Besides the AI Basic Act, each relevant government agency is creating various guidelines for AI business operators in relation to its responsible duties and laws.
 

  • Personal Information Protection Commission: Announced the “AI Privacy Risk Management Model for Safe Utilization of AI Data” (December 2024) and the “Guidelines for Processing Personal Information for Development and Utilization of Generative AI” (August 2025)

  • Korea Communications Commission: Announced the “Guidelines for Protection of Users of Generative AI Services” (February 2025)

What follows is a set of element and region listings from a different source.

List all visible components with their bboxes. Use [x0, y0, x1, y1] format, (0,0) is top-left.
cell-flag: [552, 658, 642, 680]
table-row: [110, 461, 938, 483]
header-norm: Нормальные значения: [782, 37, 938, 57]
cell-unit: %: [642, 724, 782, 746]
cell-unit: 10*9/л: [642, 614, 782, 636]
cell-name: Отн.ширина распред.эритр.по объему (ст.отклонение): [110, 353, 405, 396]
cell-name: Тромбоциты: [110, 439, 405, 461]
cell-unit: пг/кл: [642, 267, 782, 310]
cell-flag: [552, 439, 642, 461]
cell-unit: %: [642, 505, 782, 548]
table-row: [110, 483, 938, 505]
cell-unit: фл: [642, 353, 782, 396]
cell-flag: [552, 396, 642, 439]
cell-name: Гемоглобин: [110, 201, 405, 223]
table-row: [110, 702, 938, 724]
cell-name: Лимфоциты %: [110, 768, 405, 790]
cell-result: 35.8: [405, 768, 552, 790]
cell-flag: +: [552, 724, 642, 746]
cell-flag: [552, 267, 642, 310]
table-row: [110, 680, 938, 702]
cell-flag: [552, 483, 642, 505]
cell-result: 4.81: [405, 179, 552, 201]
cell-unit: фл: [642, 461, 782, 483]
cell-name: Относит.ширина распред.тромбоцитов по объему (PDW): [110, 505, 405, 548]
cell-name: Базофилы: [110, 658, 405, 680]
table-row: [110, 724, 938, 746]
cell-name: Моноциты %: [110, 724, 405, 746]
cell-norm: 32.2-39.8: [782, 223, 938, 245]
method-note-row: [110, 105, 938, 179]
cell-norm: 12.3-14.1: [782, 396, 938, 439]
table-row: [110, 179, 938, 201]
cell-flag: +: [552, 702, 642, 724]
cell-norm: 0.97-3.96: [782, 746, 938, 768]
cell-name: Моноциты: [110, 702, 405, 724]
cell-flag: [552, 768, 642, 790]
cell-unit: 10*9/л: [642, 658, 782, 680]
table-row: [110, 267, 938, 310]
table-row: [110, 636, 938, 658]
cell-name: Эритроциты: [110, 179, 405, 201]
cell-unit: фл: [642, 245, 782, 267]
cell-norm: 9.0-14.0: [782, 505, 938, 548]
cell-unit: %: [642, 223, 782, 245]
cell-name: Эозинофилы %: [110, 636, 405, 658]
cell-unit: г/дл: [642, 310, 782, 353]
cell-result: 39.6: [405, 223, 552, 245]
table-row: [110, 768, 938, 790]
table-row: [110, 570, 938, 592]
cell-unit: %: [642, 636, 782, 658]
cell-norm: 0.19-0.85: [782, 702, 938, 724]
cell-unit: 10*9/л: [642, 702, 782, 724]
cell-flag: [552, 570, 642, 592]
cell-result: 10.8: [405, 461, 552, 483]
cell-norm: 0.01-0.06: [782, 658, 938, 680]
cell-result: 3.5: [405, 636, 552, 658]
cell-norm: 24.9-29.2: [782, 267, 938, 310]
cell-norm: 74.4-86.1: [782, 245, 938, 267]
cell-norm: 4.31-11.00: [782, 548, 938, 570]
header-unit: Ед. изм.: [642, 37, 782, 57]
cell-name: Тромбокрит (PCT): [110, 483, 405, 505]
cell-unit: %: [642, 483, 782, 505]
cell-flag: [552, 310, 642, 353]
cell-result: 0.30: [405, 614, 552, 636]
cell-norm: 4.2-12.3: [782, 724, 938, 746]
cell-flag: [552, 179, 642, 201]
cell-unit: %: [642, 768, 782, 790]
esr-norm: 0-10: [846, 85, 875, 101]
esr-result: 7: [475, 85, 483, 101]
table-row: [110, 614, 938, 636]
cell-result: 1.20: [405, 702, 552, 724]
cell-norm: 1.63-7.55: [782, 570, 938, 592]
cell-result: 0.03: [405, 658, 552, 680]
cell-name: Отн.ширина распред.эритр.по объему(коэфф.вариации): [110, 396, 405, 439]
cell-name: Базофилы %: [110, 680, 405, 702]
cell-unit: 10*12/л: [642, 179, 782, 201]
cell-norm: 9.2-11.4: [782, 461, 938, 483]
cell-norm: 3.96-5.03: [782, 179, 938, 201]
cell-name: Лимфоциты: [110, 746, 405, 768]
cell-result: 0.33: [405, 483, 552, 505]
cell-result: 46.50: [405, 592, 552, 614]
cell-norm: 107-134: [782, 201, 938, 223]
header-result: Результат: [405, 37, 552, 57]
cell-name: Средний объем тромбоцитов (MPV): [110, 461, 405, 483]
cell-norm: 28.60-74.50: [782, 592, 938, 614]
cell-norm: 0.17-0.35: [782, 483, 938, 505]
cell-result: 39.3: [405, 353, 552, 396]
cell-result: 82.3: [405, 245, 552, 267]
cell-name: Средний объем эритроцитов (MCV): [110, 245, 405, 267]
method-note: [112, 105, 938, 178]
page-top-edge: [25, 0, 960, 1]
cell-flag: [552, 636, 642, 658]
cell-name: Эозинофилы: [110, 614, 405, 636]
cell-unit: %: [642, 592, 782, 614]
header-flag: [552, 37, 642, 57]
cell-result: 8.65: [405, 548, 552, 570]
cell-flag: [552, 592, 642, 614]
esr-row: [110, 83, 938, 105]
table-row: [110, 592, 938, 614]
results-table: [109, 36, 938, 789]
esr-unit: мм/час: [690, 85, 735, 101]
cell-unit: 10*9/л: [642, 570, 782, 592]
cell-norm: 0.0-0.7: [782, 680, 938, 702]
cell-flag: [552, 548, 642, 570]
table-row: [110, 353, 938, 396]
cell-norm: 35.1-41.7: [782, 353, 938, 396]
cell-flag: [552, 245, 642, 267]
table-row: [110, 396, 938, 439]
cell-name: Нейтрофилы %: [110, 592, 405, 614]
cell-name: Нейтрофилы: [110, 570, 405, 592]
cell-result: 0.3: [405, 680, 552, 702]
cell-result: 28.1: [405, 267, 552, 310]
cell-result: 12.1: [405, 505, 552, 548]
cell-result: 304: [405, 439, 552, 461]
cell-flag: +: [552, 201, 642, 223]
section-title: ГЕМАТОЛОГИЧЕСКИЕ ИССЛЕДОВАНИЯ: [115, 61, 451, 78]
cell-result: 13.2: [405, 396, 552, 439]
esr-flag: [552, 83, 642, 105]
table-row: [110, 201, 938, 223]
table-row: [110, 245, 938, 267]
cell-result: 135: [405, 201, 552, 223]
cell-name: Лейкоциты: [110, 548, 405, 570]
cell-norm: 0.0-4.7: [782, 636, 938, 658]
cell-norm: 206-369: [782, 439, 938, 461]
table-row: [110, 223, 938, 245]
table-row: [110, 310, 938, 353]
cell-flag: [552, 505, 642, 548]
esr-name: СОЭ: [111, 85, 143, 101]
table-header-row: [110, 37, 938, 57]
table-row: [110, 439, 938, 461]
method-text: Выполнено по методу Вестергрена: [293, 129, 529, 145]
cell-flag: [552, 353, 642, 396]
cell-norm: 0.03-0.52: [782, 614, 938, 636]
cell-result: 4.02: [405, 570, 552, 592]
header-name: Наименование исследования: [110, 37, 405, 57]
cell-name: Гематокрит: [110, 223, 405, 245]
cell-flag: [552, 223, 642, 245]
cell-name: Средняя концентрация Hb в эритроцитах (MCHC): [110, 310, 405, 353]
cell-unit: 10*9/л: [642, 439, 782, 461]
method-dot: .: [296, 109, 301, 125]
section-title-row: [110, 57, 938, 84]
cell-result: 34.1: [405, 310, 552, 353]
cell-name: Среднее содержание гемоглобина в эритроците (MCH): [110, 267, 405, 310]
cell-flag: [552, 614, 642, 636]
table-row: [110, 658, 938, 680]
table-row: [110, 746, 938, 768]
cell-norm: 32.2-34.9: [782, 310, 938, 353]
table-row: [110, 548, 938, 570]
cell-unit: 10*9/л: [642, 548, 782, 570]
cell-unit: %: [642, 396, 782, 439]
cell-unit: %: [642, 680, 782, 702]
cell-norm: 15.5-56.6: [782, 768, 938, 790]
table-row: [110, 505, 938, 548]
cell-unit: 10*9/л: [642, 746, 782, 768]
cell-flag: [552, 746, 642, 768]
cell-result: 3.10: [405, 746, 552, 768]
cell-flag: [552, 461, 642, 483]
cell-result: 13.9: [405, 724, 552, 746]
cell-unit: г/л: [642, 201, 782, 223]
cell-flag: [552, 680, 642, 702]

  • Ministry of Culture, Sports and Tourism: Announced the “Guidelines for Registration of Copyrights of Copyrighted Works Using Generative AI” and “Guidelines for Prevention of Copyright Disputes Due to Generative AI Outputs” (June 2025), and released the Draft of the “Guidelines for Fair Use of AI Copyrighted Works” (December 2025)
     

In addition, under the EU Artificial Intelligence Act (the “EU AI Act”), (i) the prohibition on certain AI systems took effect in February 2025, (ii) the rules for general-purpose AI took effect in August 2025, and (iii) the rules for high-impact AI systems will take effect partially in August 2026 and fully in August 2027. The EU AI Act can apply to business operators outside of the EU as well if their AI systems are offered or distributed to the EU market or if the systems’ outputs are used within the EU. Meanwhile, in California, Senate Bill No. 243, which strengthens AI chatbot providers’ obligations to protect children and adolescents, was enacted and will take effect in January 2026. It may also apply to operators outside of California serving California users. Therefore, in order to ensure compliance, business operators already operating in or planning to enter markets overseas should assess whether these overseas AI regulations apply to them and impose measures to ensure compliance.
 

AI business operators should proactively establish internal compliance and risk management systems by, for example, clearly identifying all applicable regulations and self assessing and managing the potential risks of the AI systems they operate and provide.